I'm trying to apply a complex function to a pandas DataFrame, and I'm wondering if there's a faster way to do it. A simplified version of my data looks like this:
UID,UID2,Time,EventType
1,1,18:00,A
1,1,18:05,B
1,2,19:00,A
1,2,19:03,B
2,6,20:00,A
3,4,14:00,A
What I want to do is for each combination of UID and UID2 check if there is both a row with EventType = A and EventType = B, and then calculate the time difference, and then add it back as a new column. So the new dataset would be:
UID,UID2,Time,EventType,TimeDiff
1,1,18:00,A,5
1,1,18:05,B,5
1,2,19:00,A,3
1,2,19:03,B,3
2,6,20:00,A,nan
3,4,14:00,A,nan
This is the current implementation, where I group the records by UID and UID2, then have only a small subset of rows to search to identify whether both EventTypes exist.

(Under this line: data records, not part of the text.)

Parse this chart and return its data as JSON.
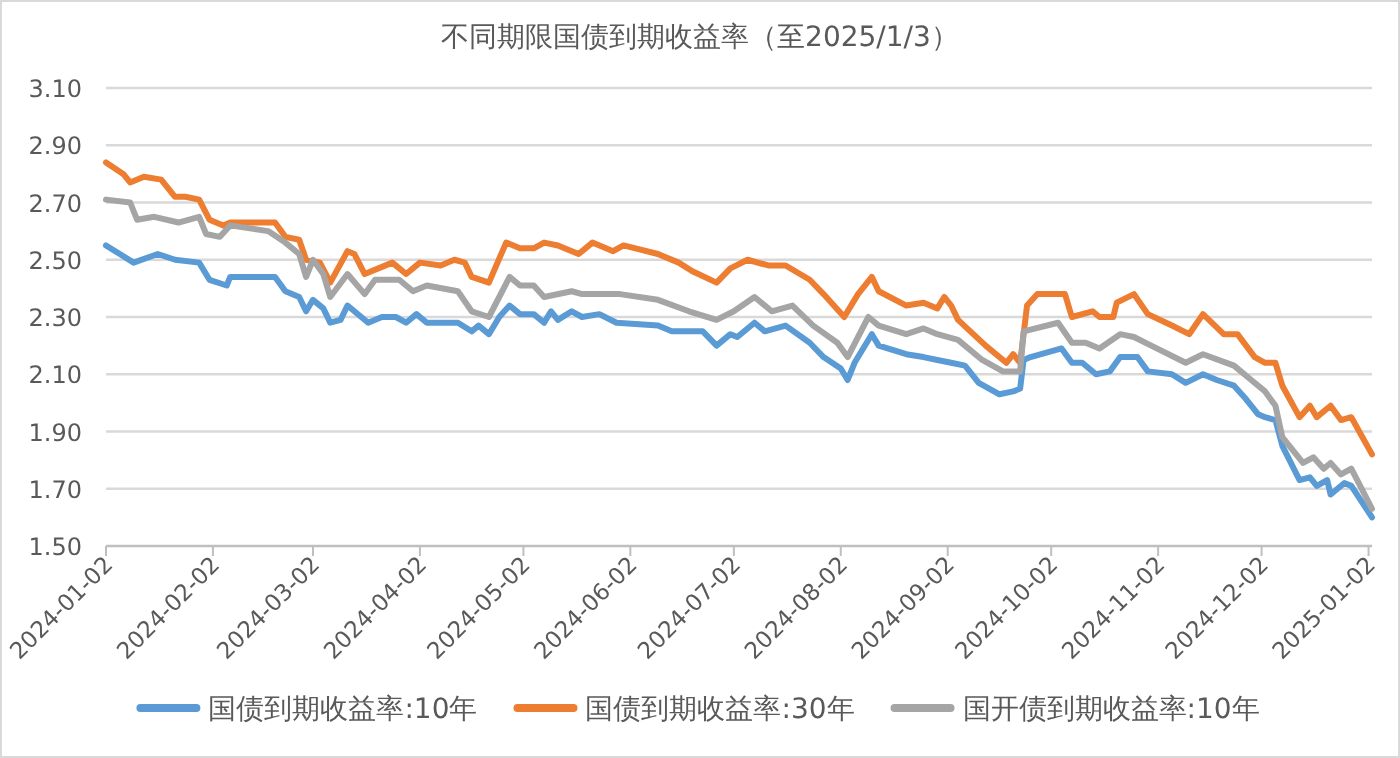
{
  "chart_data": {
    "type": "line",
    "title": "不同期限国债到期收益率（至2025/1/3）",
    "xlim": [
      "2024-01-02",
      "2025-01-03"
    ],
    "xticks": [
      "2024-01-02",
      "2024-02-02",
      "2024-03-02",
      "2024-04-02",
      "2024-05-02",
      "2024-06-02",
      "2024-07-02",
      "2024-08-02",
      "2024-09-02",
      "2024-10-02",
      "2024-11-02",
      "2024-12-02",
      "2025-01-02"
    ],
    "ylim": [
      1.5,
      3.1
    ],
    "yticks": [
      {
        "value": 1.5,
        "label": "1.50"
      },
      {
        "value": 1.7,
        "label": "1.70"
      },
      {
        "value": 1.9,
        "label": "1.90"
      },
      {
        "value": 2.1,
        "label": "2.10"
      },
      {
        "value": 2.3,
        "label": "2.30"
      },
      {
        "value": 2.5,
        "label": "2.50"
      },
      {
        "value": 2.7,
        "label": "2.70"
      },
      {
        "value": 2.9,
        "label": "2.90"
      },
      {
        "value": 3.1,
        "label": "3.10"
      }
    ],
    "grid": "y",
    "legend": "bottom",
    "line_style": "solid",
    "marker": "none",
    "series": [
      {
        "name": "国债到期收益率:10年",
        "color": "#5b9bd5",
        "x": [
          "2024-01-02",
          "2024-01-06",
          "2024-01-10",
          "2024-01-17",
          "2024-01-22",
          "2024-01-29",
          "2024-02-01",
          "2024-02-06",
          "2024-02-07",
          "2024-02-20",
          "2024-02-23",
          "2024-02-27",
          "2024-02-29",
          "2024-03-02",
          "2024-03-05",
          "2024-03-07",
          "2024-03-10",
          "2024-03-12",
          "2024-03-14",
          "2024-03-18",
          "2024-03-22",
          "2024-03-26",
          "2024-03-29",
          "2024-04-01",
          "2024-04-04",
          "2024-04-13",
          "2024-04-17",
          "2024-04-19",
          "2024-04-22",
          "2024-04-25",
          "2024-04-28",
          "2024-05-01",
          "2024-05-05",
          "2024-05-08",
          "2024-05-10",
          "2024-05-12",
          "2024-05-16",
          "2024-05-19",
          "2024-05-24",
          "2024-05-29",
          "2024-06-10",
          "2024-06-14",
          "2024-06-23",
          "2024-06-27",
          "2024-07-01",
          "2024-07-03",
          "2024-07-08",
          "2024-07-11",
          "2024-07-17",
          "2024-07-24",
          "2024-07-28",
          "2024-08-02",
          "2024-08-04",
          "2024-08-06",
          "2024-08-11",
          "2024-08-13",
          "2024-08-21",
          "2024-08-26",
          "2024-08-30",
          "2024-09-03",
          "2024-09-07",
          "2024-09-11",
          "2024-09-17",
          "2024-09-21",
          "2024-09-23",
          "2024-09-24",
          "2024-09-26",
          "2024-10-05",
          "2024-10-08",
          "2024-10-11",
          "2024-10-15",
          "2024-10-19",
          "2024-10-22",
          "2024-10-27",
          "2024-10-30",
          "2024-11-06",
          "2024-11-10",
          "2024-11-15",
          "2024-11-19",
          "2024-11-24",
          "2024-11-27",
          "2024-12-01",
          "2024-12-03",
          "2024-12-06",
          "2024-12-08",
          "2024-12-13",
          "2024-12-16",
          "2024-12-18",
          "2024-12-21",
          "2024-12-22",
          "2024-12-26",
          "2024-12-28",
          "2025-01-03"
        ],
        "values": [
          2.55,
          2.52,
          2.49,
          2.52,
          2.5,
          2.49,
          2.43,
          2.41,
          2.44,
          2.44,
          2.39,
          2.37,
          2.32,
          2.36,
          2.33,
          2.28,
          2.29,
          2.34,
          2.32,
          2.28,
          2.3,
          2.3,
          2.28,
          2.31,
          2.28,
          2.28,
          2.25,
          2.27,
          2.24,
          2.3,
          2.34,
          2.31,
          2.31,
          2.28,
          2.32,
          2.29,
          2.32,
          2.3,
          2.31,
          2.28,
          2.27,
          2.25,
          2.25,
          2.2,
          2.24,
          2.23,
          2.28,
          2.25,
          2.27,
          2.21,
          2.16,
          2.12,
          2.08,
          2.14,
          2.24,
          2.2,
          2.17,
          2.16,
          2.15,
          2.14,
          2.13,
          2.07,
          2.03,
          2.04,
          2.05,
          2.15,
          2.16,
          2.19,
          2.14,
          2.14,
          2.1,
          2.11,
          2.16,
          2.16,
          2.11,
          2.1,
          2.07,
          2.1,
          2.08,
          2.06,
          2.02,
          1.96,
          1.95,
          1.94,
          1.85,
          1.73,
          1.74,
          1.71,
          1.73,
          1.68,
          1.72,
          1.71,
          1.6
        ]
      },
      {
        "name": "国债到期收益率:30年",
        "color": "#ed7d31",
        "x": [
          "2024-01-02",
          "2024-01-07",
          "2024-01-09",
          "2024-01-13",
          "2024-01-18",
          "2024-01-22",
          "2024-01-25",
          "2024-01-29",
          "2024-02-01",
          "2024-02-05",
          "2024-02-07",
          "2024-02-20",
          "2024-02-23",
          "2024-02-27",
          "2024-02-29",
          "2024-03-04",
          "2024-03-07",
          "2024-03-12",
          "2024-03-14",
          "2024-03-17",
          "2024-03-25",
          "2024-03-29",
          "2024-04-02",
          "2024-04-08",
          "2024-04-12",
          "2024-04-15",
          "2024-04-17",
          "2024-04-22",
          "2024-04-27",
          "2024-05-01",
          "2024-05-05",
          "2024-05-08",
          "2024-05-12",
          "2024-05-18",
          "2024-05-22",
          "2024-05-28",
          "2024-05-31",
          "2024-06-10",
          "2024-06-16",
          "2024-06-20",
          "2024-06-27",
          "2024-07-01",
          "2024-07-06",
          "2024-07-12",
          "2024-07-17",
          "2024-07-24",
          "2024-07-28",
          "2024-08-03",
          "2024-08-07",
          "2024-08-11",
          "2024-08-13",
          "2024-08-21",
          "2024-08-26",
          "2024-08-30",
          "2024-09-01",
          "2024-09-03",
          "2024-09-05",
          "2024-09-13",
          "2024-09-19",
          "2024-09-21",
          "2024-09-23",
          "2024-09-25",
          "2024-09-28",
          "2024-10-06",
          "2024-10-08",
          "2024-10-14",
          "2024-10-16",
          "2024-10-20",
          "2024-10-21",
          "2024-10-26",
          "2024-10-30",
          "2024-11-06",
          "2024-11-11",
          "2024-11-15",
          "2024-11-21",
          "2024-11-25",
          "2024-11-30",
          "2024-12-03",
          "2024-12-06",
          "2024-12-08",
          "2024-12-13",
          "2024-12-16",
          "2024-12-18",
          "2024-12-22",
          "2024-12-25",
          "2024-12-28",
          "2025-01-03"
        ],
        "values": [
          2.84,
          2.8,
          2.77,
          2.79,
          2.78,
          2.72,
          2.72,
          2.71,
          2.64,
          2.62,
          2.63,
          2.63,
          2.58,
          2.57,
          2.5,
          2.49,
          2.42,
          2.53,
          2.52,
          2.45,
          2.49,
          2.45,
          2.49,
          2.48,
          2.5,
          2.49,
          2.44,
          2.42,
          2.56,
          2.54,
          2.54,
          2.56,
          2.55,
          2.52,
          2.56,
          2.53,
          2.55,
          2.52,
          2.49,
          2.46,
          2.42,
          2.47,
          2.5,
          2.48,
          2.48,
          2.43,
          2.38,
          2.3,
          2.38,
          2.44,
          2.39,
          2.34,
          2.35,
          2.33,
          2.37,
          2.34,
          2.29,
          2.2,
          2.14,
          2.17,
          2.14,
          2.34,
          2.38,
          2.38,
          2.3,
          2.32,
          2.3,
          2.3,
          2.35,
          2.38,
          2.31,
          2.27,
          2.24,
          2.31,
          2.24,
          2.24,
          2.16,
          2.14,
          2.14,
          2.06,
          1.95,
          1.99,
          1.95,
          1.99,
          1.94,
          1.95,
          1.82
        ]
      },
      {
        "name": "国开债到期收益率:10年",
        "color": "#a5a5a5",
        "x": [
          "2024-01-02",
          "2024-01-09",
          "2024-01-11",
          "2024-01-16",
          "2024-01-23",
          "2024-01-29",
          "2024-01-31",
          "2024-02-04",
          "2024-02-07",
          "2024-02-18",
          "2024-02-23",
          "2024-02-27",
          "2024-02-29",
          "2024-03-02",
          "2024-03-05",
          "2024-03-07",
          "2024-03-12",
          "2024-03-17",
          "2024-03-20",
          "2024-03-27",
          "2024-03-31",
          "2024-04-04",
          "2024-04-13",
          "2024-04-17",
          "2024-04-22",
          "2024-04-28",
          "2024-05-01",
          "2024-05-05",
          "2024-05-08",
          "2024-05-16",
          "2024-05-19",
          "2024-05-30",
          "2024-06-10",
          "2024-06-19",
          "2024-06-27",
          "2024-07-02",
          "2024-07-08",
          "2024-07-13",
          "2024-07-19",
          "2024-07-25",
          "2024-08-01",
          "2024-08-04",
          "2024-08-10",
          "2024-08-13",
          "2024-08-21",
          "2024-08-26",
          "2024-08-30",
          "2024-09-05",
          "2024-09-12",
          "2024-09-18",
          "2024-09-23",
          "2024-09-24",
          "2024-10-04",
          "2024-10-08",
          "2024-10-12",
          "2024-10-16",
          "2024-10-22",
          "2024-10-26",
          "2024-10-31",
          "2024-11-10",
          "2024-11-15",
          "2024-11-24",
          "2024-11-29",
          "2024-12-03",
          "2024-12-06",
          "2024-12-08",
          "2024-12-14",
          "2024-12-17",
          "2024-12-20",
          "2024-12-22",
          "2024-12-25",
          "2024-12-28",
          "2025-01-03"
        ],
        "values": [
          2.71,
          2.7,
          2.64,
          2.65,
          2.63,
          2.65,
          2.59,
          2.58,
          2.62,
          2.6,
          2.56,
          2.52,
          2.44,
          2.5,
          2.45,
          2.37,
          2.45,
          2.38,
          2.43,
          2.43,
          2.39,
          2.41,
          2.39,
          2.32,
          2.3,
          2.44,
          2.41,
          2.41,
          2.37,
          2.39,
          2.38,
          2.38,
          2.36,
          2.32,
          2.29,
          2.32,
          2.37,
          2.32,
          2.34,
          2.27,
          2.21,
          2.16,
          2.3,
          2.27,
          2.24,
          2.26,
          2.24,
          2.22,
          2.15,
          2.11,
          2.11,
          2.25,
          2.28,
          2.21,
          2.21,
          2.19,
          2.24,
          2.23,
          2.2,
          2.14,
          2.17,
          2.13,
          2.08,
          2.04,
          1.99,
          1.88,
          1.79,
          1.81,
          1.77,
          1.79,
          1.75,
          1.77,
          1.63
        ]
      }
    ]
  }
}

I can't figure out a faster one, and profiling in PyCharm hasn't helped uncover where the bottleneck is.
for (uid, uid2), group in df.groupby(["uid", "uid2"]):
# if there is a row for both A and B for a uid, uid2 combo
if len(group[group["EventType"] == "A"]) > 0 and len(group[group["EventType"] == "D"]) > 0:
time_a = group.loc[group["EventType"] == "A", "Time"].iloc[0]

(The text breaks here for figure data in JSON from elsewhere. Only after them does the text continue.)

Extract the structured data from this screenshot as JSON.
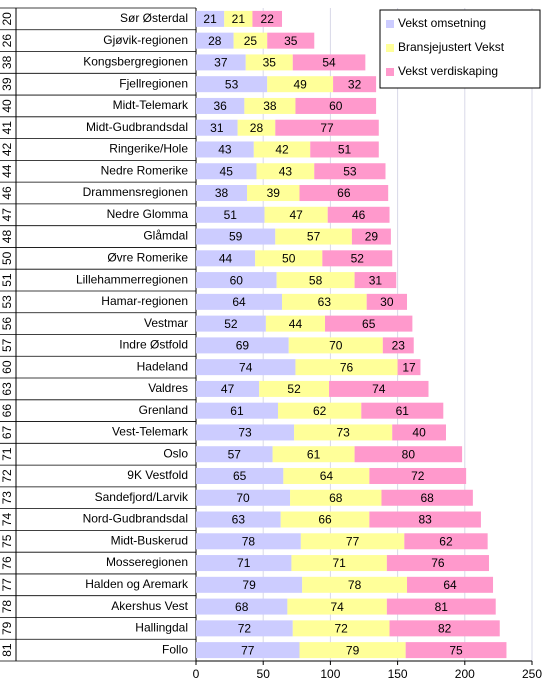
{
  "chart_data": {
    "type": "stacked-bar-horizontal",
    "ranks": [
      20,
      26,
      38,
      39,
      40,
      41,
      42,
      44,
      46,
      47,
      48,
      50,
      51,
      53,
      56,
      57,
      60,
      63,
      66,
      67,
      71,
      72,
      73,
      74,
      75,
      76,
      77,
      78,
      79,
      81
    ],
    "categories": [
      "Sør Østerdal",
      "Gjøvik-regionen",
      "Kongsbergregionen",
      "Fjellregionen",
      "Midt-Telemark",
      "Midt-Gudbrandsdal",
      "Ringerike/Hole",
      "Nedre Romerike",
      "Drammensregionen",
      "Nedre Glomma",
      "Glåmdal",
      "Øvre Romerike",
      "Lillehammerregionen",
      "Hamar-regionen",
      "Vestmar",
      "Indre Østfold",
      "Hadeland",
      "Valdres",
      "Grenland",
      "Vest-Telemark",
      "Oslo",
      "9K Vestfold",
      "Sandefjord/Larvik",
      "Nord-Gudbrandsdal",
      "Midt-Buskerud",
      "Mosseregionen",
      "Halden og Aremark",
      "Akershus Vest",
      "Hallingdal",
      "Follo"
    ],
    "series": [
      {
        "name": "Vekst omsetning",
        "color": "#ccccff",
        "values": [
          21,
          28,
          37,
          53,
          36,
          31,
          43,
          45,
          38,
          51,
          59,
          44,
          60,
          64,
          52,
          69,
          74,
          47,
          61,
          73,
          57,
          65,
          70,
          63,
          78,
          71,
          79,
          68,
          72,
          77
        ]
      },
      {
        "name": "Bransjejustert Vekst",
        "color": "#ffff99",
        "values": [
          21,
          25,
          35,
          49,
          38,
          28,
          42,
          43,
          39,
          47,
          57,
          50,
          58,
          63,
          44,
          70,
          76,
          52,
          62,
          73,
          61,
          64,
          68,
          66,
          77,
          71,
          78,
          74,
          72,
          79
        ]
      },
      {
        "name": "Vekst verdiskaping",
        "color": "#ff99cc",
        "values": [
          22,
          35,
          54,
          32,
          60,
          77,
          51,
          53,
          66,
          46,
          29,
          52,
          31,
          30,
          65,
          23,
          17,
          74,
          61,
          40,
          80,
          72,
          68,
          83,
          62,
          76,
          64,
          81,
          82,
          75
        ]
      }
    ],
    "xlim": [
      0,
      250
    ],
    "xticks": [
      0,
      50,
      100,
      150,
      200,
      250
    ],
    "grid": true,
    "legend": "top-right"
  }
}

time_b = group.loc[group["EventType"] == "B", "Time"].iloc[0]
timediff = time_b - time_a
timediff_min = timediff.components.minutes
df.loc[(df["uid"] == uid) & (df["uid2"] == uid2), "TimeDiff"] = timediff_min
I need to make sure Time column is a timedelta
df.Time = pd.to_datetime(df.Time)
df.Time = df.Time - pd.to_datetime(df.Time.dt.date)
After that I create a helper dataframe
df1 = df.set_index(['UID', 'UID2', 'EventType']).unstack().Time
df1
Finally, I take the diff and merge to df
df.merge((df1.B - df1.A).rename('TimeDiff').reset_index())